Investors welcome tax on cryptocurrency profits
Investors welcome tax on cryptocurrency profits

Indian crypto investors have welcomed the government's decision to tax profits from digital assets' transactions, even as the tax rate is a steep 30 per cent, underscoring hopes the pending crypto bill will regulate the market rather than ban private coins completely. 

The Reserve Bank of India favours a complete ban on cryptocurrencies. It has made that explicit in repeated messages highlighting concerns relating to macroeconomic and financial stability from virtual currencies, the challenge of exchange management, monitoring and regulating such assets.  

Still, the government and a few members of RBI's central board have sought a more nuanced view on digital assets, keeping in mind the technological developments.  

Investors, top cryptocurrency exchanges currently operating in India, and industry experts, too, opine that reforms to the pending crypto legislation with more comprehensive consultations can take India to the forefront of blockchain technology.  

They also have welcomed the government's plans to regulate the crypto market and formally help develop underlying technologies. 

"Crypto is financial innovation.

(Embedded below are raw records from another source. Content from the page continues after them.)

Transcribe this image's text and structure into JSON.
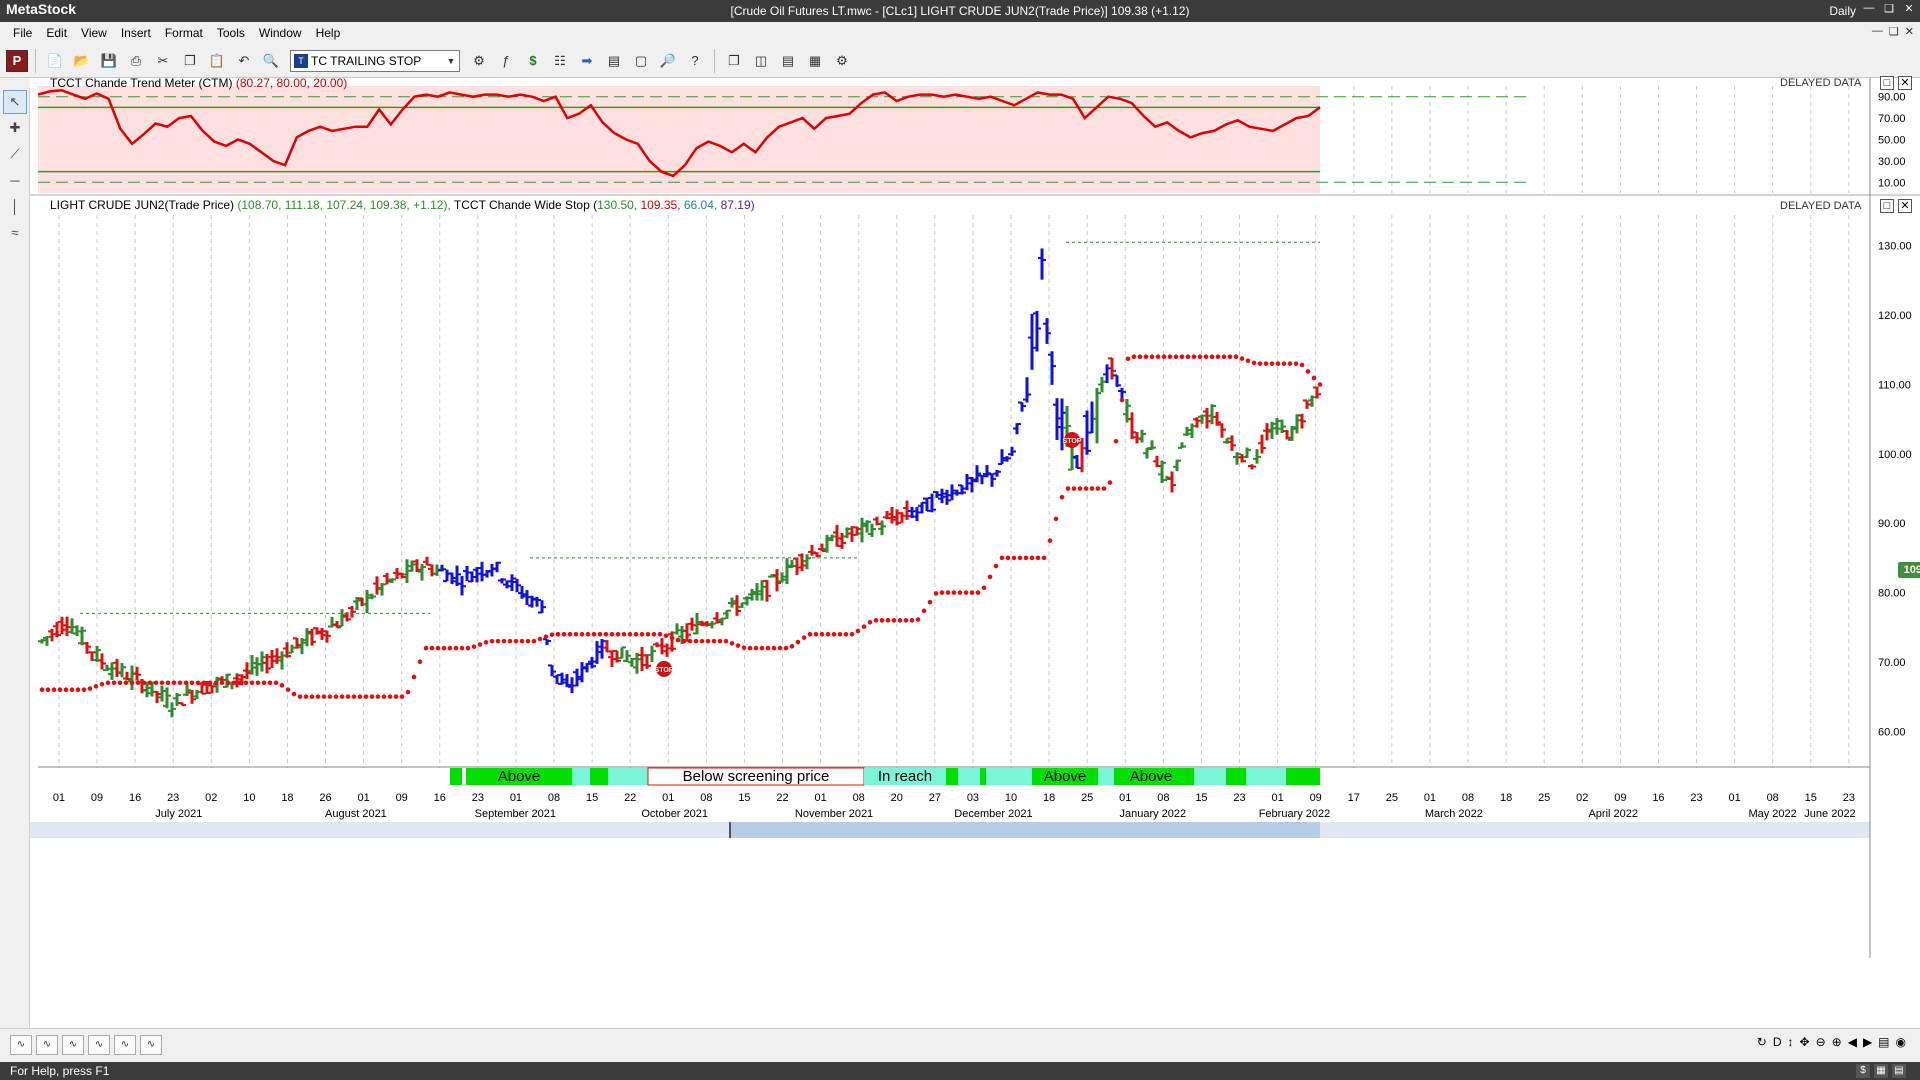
{
  "app": {
    "name": "MetaStock",
    "document_title": "[Crude Oil Futures LT.mwc - [CLc1] LIGHT CRUDE JUN2(Trade Price)]   109.38 (+1.12)",
    "periodicity": "Daily"
  },
  "menu": [
    "File",
    "Edit",
    "View",
    "Insert",
    "Format",
    "Tools",
    "Window",
    "Help"
  ],
  "toolbar": {
    "logo": "P",
    "expert_combo": "TC TRAILING STOP",
    "expert_combo_icon": "T"
  },
  "panes": {
    "indicator": {
      "title": "TCCT Chande Trend Meter (CTM)",
      "values_label": "(80.27, 80.00, 20.00)",
      "delayed": "DELAYED DATA",
      "levels": [
        80,
        20
      ],
      "dash_levels": [
        90,
        10
      ],
      "axis_ticks": [
        "90.00",
        "70.00",
        "50.00",
        "30.00",
        "10.00"
      ]
    },
    "price": {
      "title": "LIGHT CRUDE JUN2(Trade Price)",
      "values_label": "(108.70, 111.18, 107.24, 109.38, +1.12),",
      "stop_title": "TCCT Chande Wide Stop",
      "stop_values": {
        "v1": "130.50,",
        "v2": "109.35,",
        "v3": "66.04,",
        "v4": "87.19)",
        "open": "("
      },
      "delayed": "DELAYED DATA",
      "axis_ticks": [
        "130.00",
        "120.00",
        "110.00",
        "100.00",
        "90.00",
        "80.00",
        "70.00",
        "60.00"
      ],
      "last_price": "109.38",
      "stop_label": "STOP"
    }
  },
  "zone_strip": [
    {
      "label": "Above",
      "color": "#00e000"
    },
    {
      "label": "Below screening price",
      "color": "#ffffff"
    },
    {
      "label": "In reach",
      "color": "#7af5d8"
    },
    {
      "label": "Above",
      "color": "#00e000"
    },
    {
      "label": "Above",
      "color": "#00e000"
    }
  ],
  "x_axis": {
    "day_labels": [
      "01",
      "09",
      "16",
      "23",
      "02",
      "10",
      "18",
      "26",
      "01",
      "09",
      "16",
      "23",
      "01",
      "08",
      "15",
      "22",
      "01",
      "08",
      "15",
      "22",
      "01",
      "08",
      "20",
      "27",
      "03",
      "10",
      "18",
      "25",
      "01",
      "08",
      "15",
      "23",
      "01",
      "09",
      "17",
      "25",
      "01",
      "08",
      "18",
      "25",
      "02",
      "09",
      "16",
      "23",
      "01",
      "08",
      "15",
      "23"
    ],
    "month_labels": [
      "July 2021",
      "August 2021",
      "September 2021",
      "October 2021",
      "November 2021",
      "December 2021",
      "January 2022",
      "February 2022",
      "March 2022",
      "April 2022",
      "May 2022",
      "June 2022"
    ]
  },
  "colors": {
    "up_bar": "#2e8b2e",
    "down_bar": "#e01010",
    "trend_bar": "#1010e0",
    "stop_dots": "#e01010",
    "ctm_line": "#e00000",
    "ctm_fill": "#ffe0e0",
    "level_line": "#2e9a2e"
  },
  "bottom": {
    "nav_mode": "D"
  },
  "status": {
    "help": "For Help, press F1"
  },
  "chart_data": [
    {
      "type": "line",
      "title": "TCCT Chande Trend Meter (CTM)",
      "ylim": [
        0,
        100
      ],
      "series": [
        {
          "name": "CTM",
          "values": [
            92,
            95,
            96,
            92,
            88,
            93,
            88,
            60,
            46,
            55,
            65,
            62,
            70,
            72,
            58,
            48,
            44,
            50,
            46,
            38,
            30,
            26,
            52,
            58,
            62,
            58,
            60,
            62,
            62,
            78,
            64,
            78,
            90,
            92,
            90,
            94,
            92,
            90,
            92,
            92,
            90,
            92,
            90,
            86,
            90,
            70,
            74,
            82,
            66,
            56,
            50,
            46,
            30,
            20,
            16,
            26,
            42,
            48,
            44,
            38,
            46,
            38,
            52,
            62,
            66,
            70,
            60,
            70,
            72,
            74,
            84,
            92,
            94,
            86,
            90,
            92,
            92,
            90,
            92,
            90,
            88,
            90,
            86,
            82,
            88,
            94,
            92,
            92,
            88,
            70,
            80,
            90,
            88,
            84,
            72,
            62,
            66,
            58,
            52,
            56,
            58,
            64,
            68,
            62,
            60,
            58,
            64,
            70,
            72,
            80
          ]
        }
      ]
    },
    {
      "type": "bar",
      "title": "LIGHT CRUDE JUN2(Trade Price)",
      "ylim": [
        55,
        134
      ],
      "trailing_stop_levels": [
        66,
        67,
        67,
        67,
        65,
        65,
        72,
        73,
        74,
        74,
        73,
        72,
        74,
        76,
        80,
        85,
        95,
        114,
        114,
        113,
        110
      ]
    }
  ]
}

Provided a reasonable regulatory framework, crypto legislation should boost investors' confidence. The ease in transactions can strengthen entrepreneurial confidence and catalyse trade and investment," said Ms. Lekha Chakraborty, Professor at the National Institute of Public Finance and Policy, New Delhi.

"My hunch is the new crypto bill will focus on the regulatory framework rather than a blanket ban," she added.  

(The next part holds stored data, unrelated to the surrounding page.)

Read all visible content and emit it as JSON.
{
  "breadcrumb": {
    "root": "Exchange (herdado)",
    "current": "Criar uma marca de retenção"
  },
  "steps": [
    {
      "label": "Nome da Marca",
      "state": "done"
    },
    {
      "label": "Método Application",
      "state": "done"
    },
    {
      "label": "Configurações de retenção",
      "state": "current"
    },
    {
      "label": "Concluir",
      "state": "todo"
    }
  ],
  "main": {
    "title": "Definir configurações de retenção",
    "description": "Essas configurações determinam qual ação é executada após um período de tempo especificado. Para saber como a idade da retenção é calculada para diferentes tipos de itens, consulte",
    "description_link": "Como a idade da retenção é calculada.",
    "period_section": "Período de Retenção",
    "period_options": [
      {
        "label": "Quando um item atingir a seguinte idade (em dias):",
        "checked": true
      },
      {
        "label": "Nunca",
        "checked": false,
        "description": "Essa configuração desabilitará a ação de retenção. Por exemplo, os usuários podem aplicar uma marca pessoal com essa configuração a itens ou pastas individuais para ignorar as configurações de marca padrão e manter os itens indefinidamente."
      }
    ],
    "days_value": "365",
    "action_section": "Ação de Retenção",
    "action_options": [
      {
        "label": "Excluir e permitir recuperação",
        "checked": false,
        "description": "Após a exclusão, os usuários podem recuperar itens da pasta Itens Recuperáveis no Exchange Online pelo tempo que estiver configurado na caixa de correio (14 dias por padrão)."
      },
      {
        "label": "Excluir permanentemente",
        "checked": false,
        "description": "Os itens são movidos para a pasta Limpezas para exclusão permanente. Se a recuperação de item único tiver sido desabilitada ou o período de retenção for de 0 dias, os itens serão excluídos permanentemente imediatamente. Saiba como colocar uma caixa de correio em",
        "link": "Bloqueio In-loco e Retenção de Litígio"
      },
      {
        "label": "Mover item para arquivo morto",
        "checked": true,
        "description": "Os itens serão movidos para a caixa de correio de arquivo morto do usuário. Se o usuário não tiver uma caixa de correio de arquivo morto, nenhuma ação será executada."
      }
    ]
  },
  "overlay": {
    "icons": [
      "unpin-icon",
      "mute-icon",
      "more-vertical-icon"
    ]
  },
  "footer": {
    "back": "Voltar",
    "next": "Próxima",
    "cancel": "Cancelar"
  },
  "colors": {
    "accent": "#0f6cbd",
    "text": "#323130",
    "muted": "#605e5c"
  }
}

The proposed bill on the Cryptocurrency and Regulation of Official Digital Currency, in its current form, suggests a complete ban on all private coins as a payment method in India.   

But the bill has been pending for well over a year and has investors worried about the lack of clarity on the outcome of the proposed crypto assets legislation. 

Finance minister Nirmala Sitharaman's suggestion that cryptos are not currencies and only the ones issued by a central bank can be called currencies, has added to investors' concerns.

But the government's decision to tax the profits from crypto and digital assets' transactions has led many investors to believe these assets are finally being accepted. 

Some experts warned that taxing the profits from digital assets' transactions does not legitimise these assets, and one must wait for the bill and its details for clarity. 

"Taxing an asset doesn't make it legitimate. We need to wait for further announcements regarding the regulatory framework. And the statement by RBI Governor that 'cryptos do not have any underlying value, not even tulip,' reveals that crypto investors are doing this at their own risk," said Ms. Chakroborty. 

"Using tax policy to make crypto legal and venerable, or using tax to curb speculative assets like crypto as such assets have implications on financial stability - the policy intention behind the taxation narrative on crypto is unclear. These are not broad-based taxation even; it's confined to only high-risk, high-return-oriented investors," she added.

Still, the vast potential of the country's increasing investor base and the staggering growth of the digital assets market have helped investor sentiment, even as the tax rate is set at a steep 30% rate on profits.  

"Crypto is a high-risk, high-return asset. High tax rates may not be a significant determinant for such investors. However, financial integrity is crucial in such transactions to pre-empt any bubbles," added Ms. Chakraborty.